Google’s AI pitch is getting louder
BNP Paribas’ Nick Jones basically said Alphabet has moved from “cool AI demo” territory to the part where enterprises actually build stuff and pay for it. That’s the good stuff. The bank is now “incrementally positive” on Google’s role in agentic AI, and it thinks the company’s vertically integrated cloud setup gives it a cleaner shot at winning enterprise budgets.
Why Wall Street cares
The thesis here is pretty simple: if Google can bundle its own chips, third-party GPUs, and cloud infrastructure into one tidy AI playground, customers may find it easier to spend — and harder to leave. That could help Cloud growth accelerate over time, especially as companies move from proof-of-concept experiments to real deployment.
Jones also sounded pretty comfortable with Google’s rising capex, calling it reasonable given the push to scale AI infrastructure like TPUs and the underlying data architecture. Translation: yes, it’s expensive, but the bank thinks this is the kind of spending that can pay off later instead of just turning into a very fancy receipt.

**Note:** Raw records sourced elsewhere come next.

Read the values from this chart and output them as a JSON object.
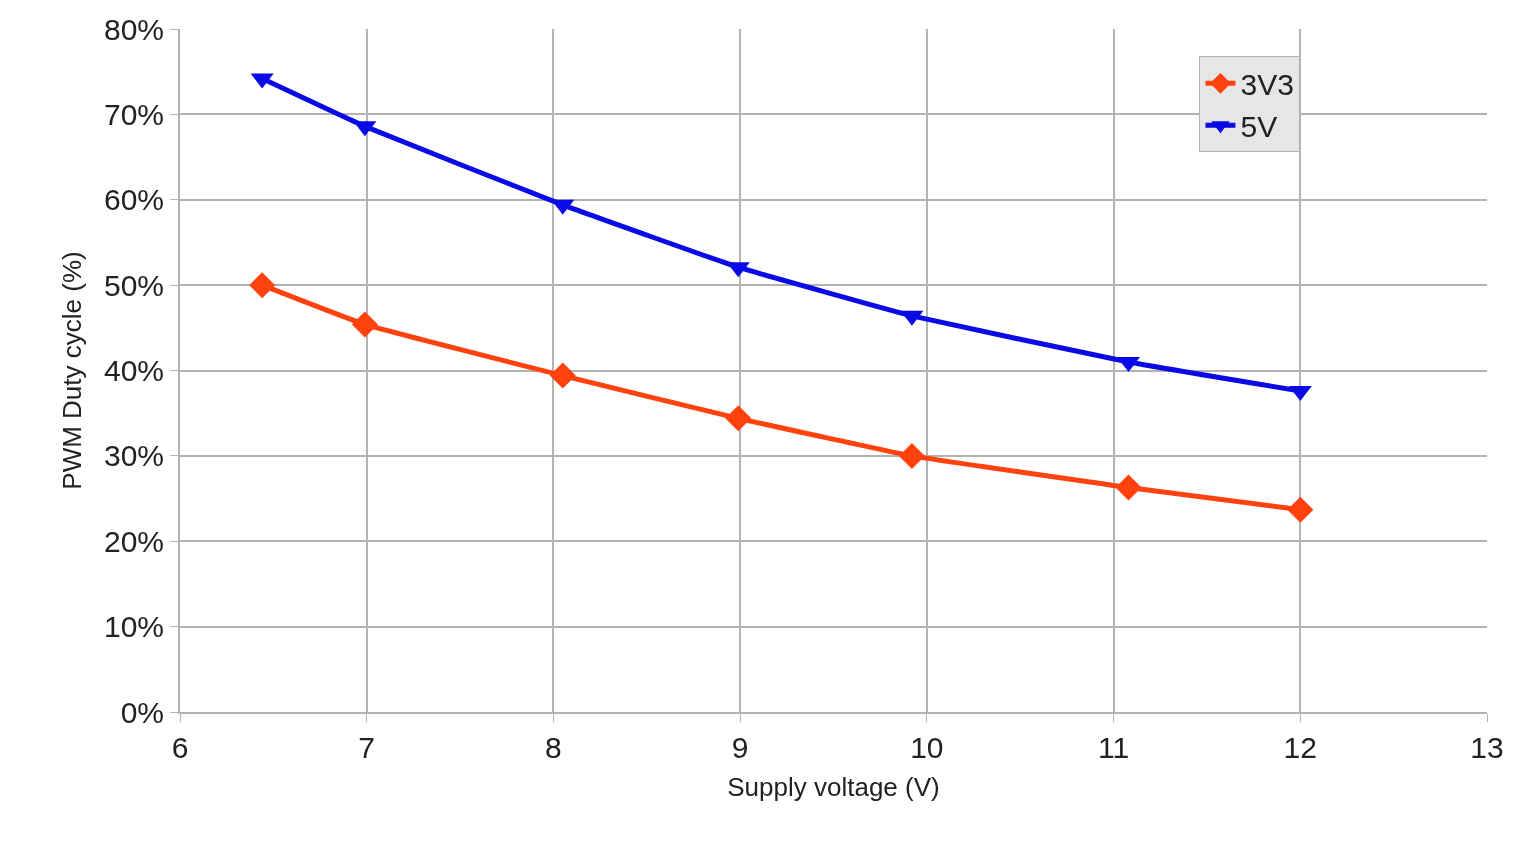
{
  "chart_data": {
    "type": "line",
    "xlabel": "Supply voltage (V)",
    "ylabel": "PWM Duty cycle (%)",
    "xlim": [
      6,
      13
    ],
    "xticks": [
      6,
      7,
      8,
      9,
      10,
      11,
      12,
      13
    ],
    "ylim": [
      0,
      80
    ],
    "yticks": [
      {
        "value": 0,
        "label": "0%"
      },
      {
        "value": 10,
        "label": "10%"
      },
      {
        "value": 20,
        "label": "20%"
      },
      {
        "value": 30,
        "label": "30%"
      },
      {
        "value": 40,
        "label": "40%"
      },
      {
        "value": 50,
        "label": "50%"
      },
      {
        "value": 60,
        "label": "60%"
      },
      {
        "value": 70,
        "label": "70%"
      },
      {
        "value": 80,
        "label": "80%"
      }
    ],
    "grid": true,
    "legend": "top right",
    "series": [
      {
        "name": "3V3",
        "color": "#ff420e",
        "marker": "diamond",
        "x": [
          6.44,
          6.99,
          8.05,
          8.99,
          9.92,
          11.08,
          12.0
        ],
        "values": [
          50.0,
          45.4,
          39.4,
          34.4,
          30.0,
          26.3,
          23.7
        ]
      },
      {
        "name": "5V",
        "color": "#0a0ae6",
        "marker": "triangle",
        "x": [
          6.44,
          6.99,
          8.05,
          8.99,
          9.92,
          11.08,
          12.0
        ],
        "values": [
          74.2,
          68.6,
          59.4,
          52.1,
          46.4,
          41.0,
          37.6
        ]
      }
    ]
  }
}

The market is already leaning in
Alphabet is sitting near the top of its 52-week range, and the stock has had a monster 12-month run. So this isn’t exactly a hidden gem story — more like Wall Street looking at the same shiny object and saying, “Actually, maybe there’s still room.”
- BNP’s price target: $390
- That implies about 15% upside from the cited price level
- Alphabet reports earnings on April 29, so this note lands right before the next big check-in
Big picture: Google’s ad machine still matters, but the stock is increasingly being judged on whether AI and Cloud can grow up fast enough to justify the valuation.